Focus is crucial for a service dog.
They need to be alert at all times and ready to fulfill their roles, especially for service dogs who work with blind people or alert people to allergies or potential medical emergencies.
All it takes is one lapse of judgment or focus and there could be serious consequences.
Why Alaskan Malamutes Are Not Good Service Dogs
Now you understand what it takes for a dog to be suitable for a service role, let’s see exactly why Malamutes are not suited for this type of work.
Hard To Train
Service dogs need to be easy to train, as this is the entire basis of their work in order for them to fulfill a supportive role.
Alaskan Malamutes are notoriously hard to train as they are very independent and stubborn.
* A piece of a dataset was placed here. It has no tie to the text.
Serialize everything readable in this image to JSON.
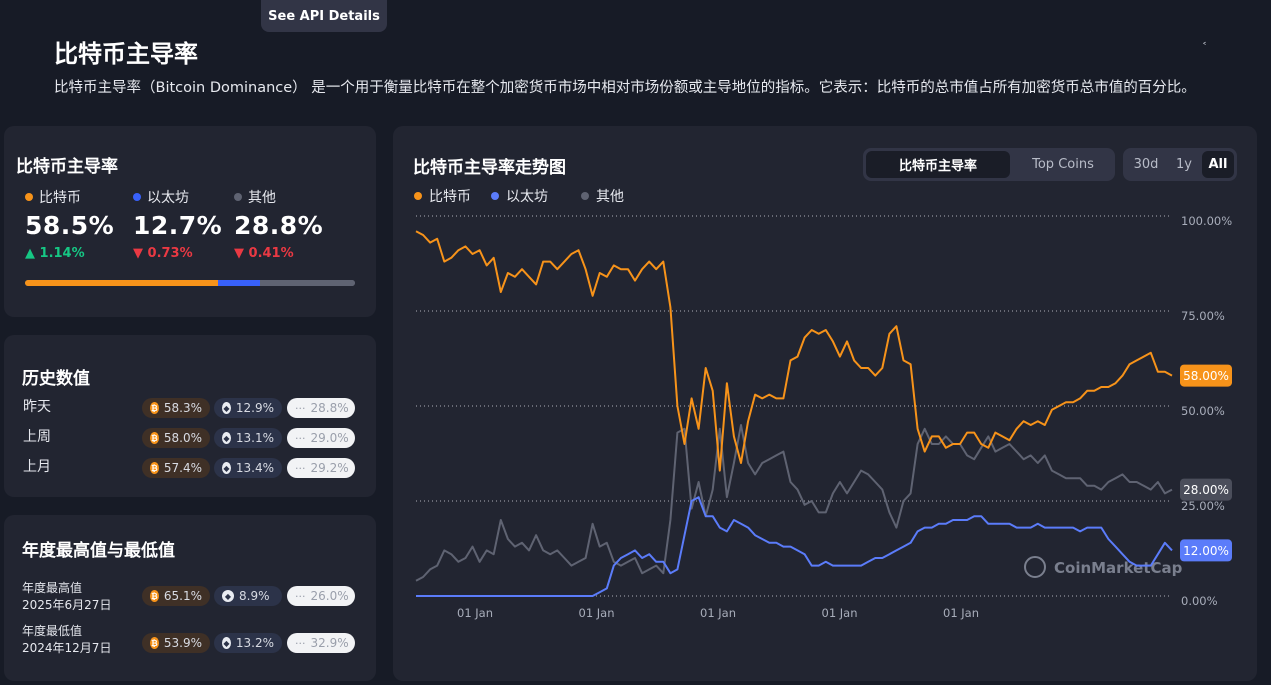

This means that they are not particularly interested in pleasing their owners, which makes training via positive reinforcement very difficult.
There’s no doubt that Malamutes are intelligent and can learn to fulfill a specific role, but it’s another thing entirely relying on them to repeat a task daily.
Alaskan Malamutes are similar to cats in personality and choose to do exactly what they want to do a lot of the time.
We already know that Malamutes have a hard time listening to commands, but this also means that they can become easily distracted.
Malamutes also have quite a high prey drive which can make distractions even more likely.
But Don’t They Have Working Backgrounds?
Alaskan Malamutes do have a working background as sled dogs, but this doesn’t translate well into the daily tasks of a service dog.
Service dogs are usually trained to repeat specific tasks reliably, like fetching an item or reminding somebody to take their medication.
Malamutes might be great at pulling a sled with a pack of other Mals for long periods of time, but this is mostly due to an extensive history of performing this role and their strong pack mentality.
What Type Of Service Dog Would A Malamute Be?
It’s very likely that if a Malamute were able to be trained and follow commands reliably they would be used as a mobility assistance dog.
These tend to be larger dogs with lots of strength, like the Great Dane or Saint Bernard, and are used to provide assistance with movement. For example, some people rely on mobility assistance dogs to lean on to move around the house without their wheelchairs.
Can Malamutes Be Emotional Support Dogs?
Emotional support dogs are not service dogs and are prescribed by licensed mental health professionals who have determined that the presence of the dog is needed for the mental health of the patient.
Emotional support dogs do not need to be trained to do a specific role and are instead more like pets that are there for their owners and play a positive role in their mental health issues.
Malamutes could be emotional support dogs, but it depends on whether a licensed professional assesses the situation in the same way. There aren’t really any strict requirements for these types of dogs versus service dogs.
Although every dog breed can be a service dog, there’s a reason why most service dogs share similar attributes, and why breeds like the German Shepherd or Labrador are the most common and breeds like the Malamute and Husky are not.
Alaskan Malamutes are very difficult to train, and it’s hard to rely on them to perform their job over and over without becoming bored or simply refusing to do the work.
This doesn’t mean that Malamutes don’t make incredible companions, it’s just that they are not the most reliable breed when it comes to performing a specific job over and over reliably. Malamutes are much more suited to be Emotional Support Dogs rather than service dogs for this reason.